Doing what works, one of the core principles of solution-focused practice, can be very useful in organizational change. Briefly put, doing what works means that, when you try to accomplish something, you pay careful attention to what is working in the present, or has worked before in a more or less comparable situation, and do more of that. Four aspects may help to explain how the focus on what works can be applied:
  1. Focus on what brings the desired situation closer rather than on identifying problem causes. The solution-focused approach assumes that (1) understanding why a problem evolved is not likely to be very useful for building solutions because it is unlikely that from your understanding about what caused a problem will follow knowledge about what to do instead. Also, (2) analyzing why and how problems have evolved may elicit negative emotions in people such as defensiveness, hopelessness, anger and a feeling of being misunderstood which may prevent people from becoming creative and from thinking in term of possibilities. Focusing on amplifying what works is more likely to create hope, energy, cooperation, and progress. 
  2. Situational focus rather than on personalistic explanations: Focusing on what works is focusing on process. It is focusing on what people have done that has worked for them in specific relevant circumstances. It is situational and allows for a dynamic view on people. An assumption in solution-focused change is that it is not useful or necessary to label people ("You are a typical introvert"). Also, solution-focused practitioners are very reluctant to think in terms of mental entities which cause behavior ("What are your basic strengths?"). The point is not per se to state that behavior causing mental agents or entities are non-existent but rather that there is no need in specific situations to try to understand and label these. 
  3. More focus on internal solutions than on external solutions: by focusing on what works and what has worked before it becomes possible to work with internal solutions, solutions that were generated within the organization itself. Using a solution-focused approach to organizational change implies a certain reluctance to rely strongly on external advice and solutions that were generated outside of the organization. By relying primarily on self-generated solutions, the organization strengthens its self-determination and autonomy. 

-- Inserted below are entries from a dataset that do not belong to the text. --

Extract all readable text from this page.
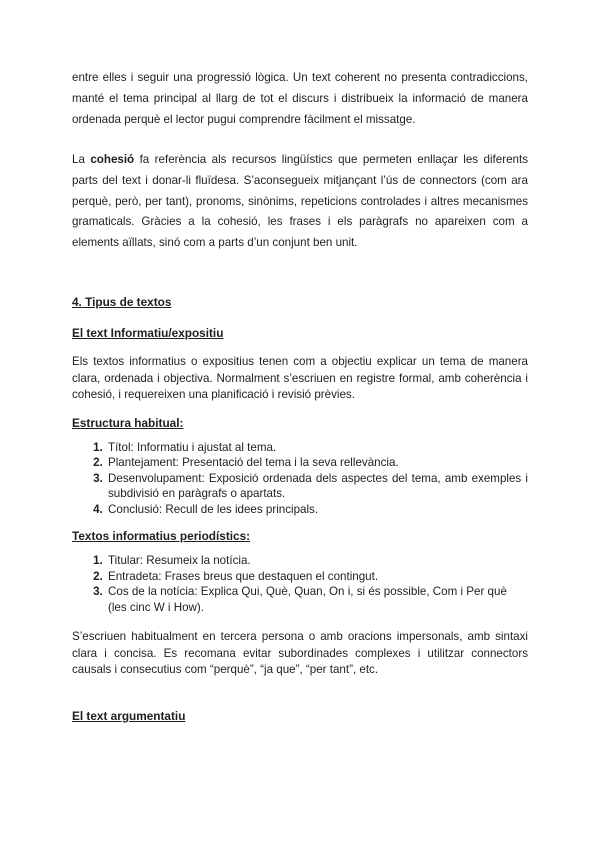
entre elles i seguir una progressió lògica. Un text coherent no presenta contradiccions, manté el tema principal al llarg de tot el discurs i distribueix la informació de manera ordenada perquè el lector pugui comprendre fàcilment el missatge.

La cohesió fa referència als recursos lingüístics que permeten enllaçar les diferents parts del text i donar-li fluïdesa. S’aconsegueix mitjançant l’ús de connectors (com ara perquè, però, per tant), pronoms, sinònims, repeticions controlades i altres mecanismes gramaticals. Gràcies a la cohesió, les frases i els paràgrafs no apareixen com a elements aïllats, sinó com a parts d’un conjunt ben unit.

4. Tipus de textos
El text Informatiu/expositiu

Els textos informatius o expositius tenen com a objectiu explicar un tema de manera clara, ordenada i objectiva. Normalment s’escriuen en registre formal, amb coherència i cohesió, i requereixen una planificació i revisió prèvies.

Estructura habitual:
1. Títol: Informatiu i ajustat al tema.
2. Plantejament: Presentació del tema i la seva rellevància.
3. Desenvolupament: Exposició ordenada dels aspectes del tema, amb exemples i subdivisió en paràgrafs o apartats.
4. Conclusió: Recull de les idees principals.
Textos informatius periodístics:
1. Titular: Resumeix la notícia.
2. Entradeta: Frases breus que destaquen el contingut.
3. Cos de la notícia: Explica Qui, Què, Quan, On i, si és possible, Com i Per què (les cinc W i How).

S’escriuen habitualment en tercera persona o amb oracions impersonals, amb sintaxi clara i concisa. Es recomana evitar subordinades complexes i utilitzar connectors causals i consecutius com “perquè”, “ja que”, “per tant”, etc.

El text argumentatiu
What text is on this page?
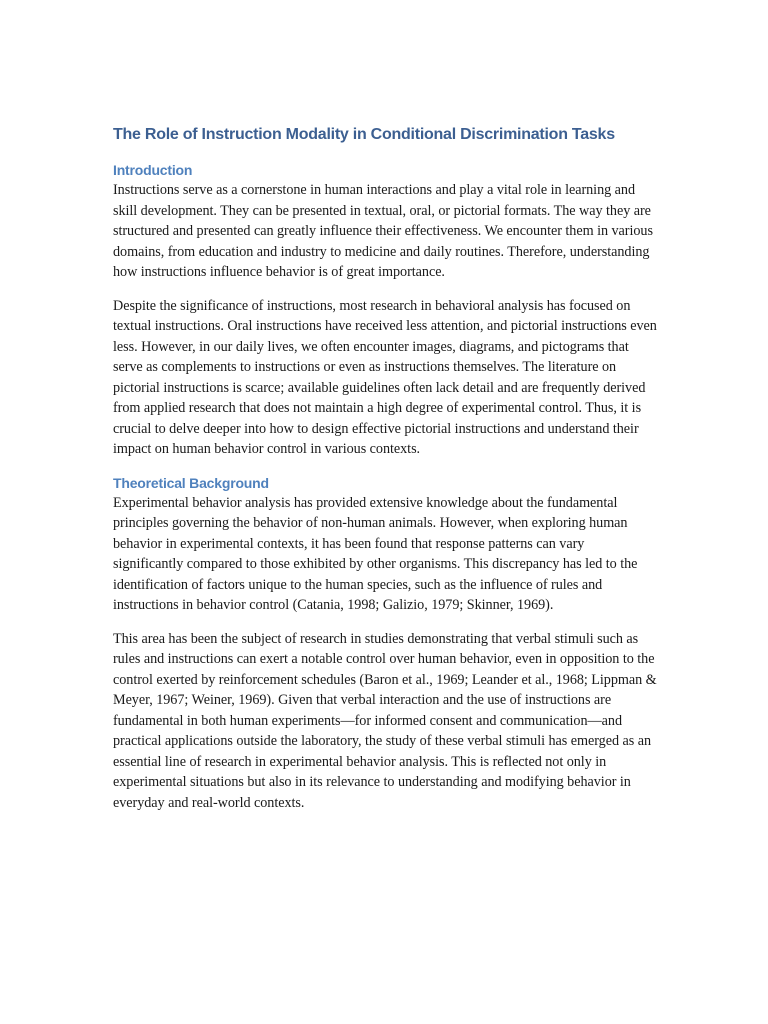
The Role of Instruction Modality in Conditional Discrimination Tasks
Introduction

Instructions serve as a cornerstone in human interactions and play a vital role in learning and skill development. They can be presented in textual, oral, or pictorial formats. The way they are structured and presented can greatly influence their effectiveness. We encounter them in various domains, from education and industry to medicine and daily routines. Therefore, understanding how instructions influence behavior is of great importance.

Despite the significance of instructions, most research in behavioral analysis has focused on textual instructions. Oral instructions have received less attention, and pictorial instructions even less. However, in our daily lives, we often encounter images, diagrams, and pictograms that serve as complements to instructions or even as instructions themselves. The literature on pictorial instructions is scarce; available guidelines often lack detail and are frequently derived from applied research that does not maintain a high degree of experimental control. Thus, it is crucial to delve deeper into how to design effective pictorial instructions and understand their impact on human behavior control in various contexts.

Theoretical Background

Experimental behavior analysis has provided extensive knowledge about the fundamental principles governing the behavior of non-human animals. However, when exploring human behavior in experimental contexts, it has been found that response patterns can vary significantly compared to those exhibited by other organisms. This discrepancy has led to the identification of factors unique to the human species, such as the influence of rules and instructions in behavior control (Catania, 1998; Galizio, 1979; Skinner, 1969).

This area has been the subject of research in studies demonstrating that verbal stimuli such as rules and instructions can exert a notable control over human behavior, even in opposition to the control exerted by reinforcement schedules (Baron et al., 1969; Leander et al., 1968; Lippman & Meyer, 1967; Weiner, 1969). Given that verbal interaction and the use of instructions are fundamental in both human experiments—for informed consent and communication—and practical applications outside the laboratory, the study of these verbal stimuli has emerged as an essential line of research in experimental behavior analysis. This is reflected not only in experimental situations but also in its relevance to understanding and modifying behavior in everyday and real-world contexts.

  4. Test and learn instead of understand and implement: Traditionally, change management tends to favor an approach which consists of sequences of steps like: 1) analysis, 2) understanding, 3) goal setting, 4) planning, 5) implementing. A solution-focused approach to change works rather different and focuses on experimentation and reflection. When following this approach, gradually understandable patterns will evolve. The solution-focused approach is more focused on doing, responding, and discovering and slightly less on understanding. 
Change is more likely to succeed when there is a strong focus on finding out what works is this specific context and do more of that.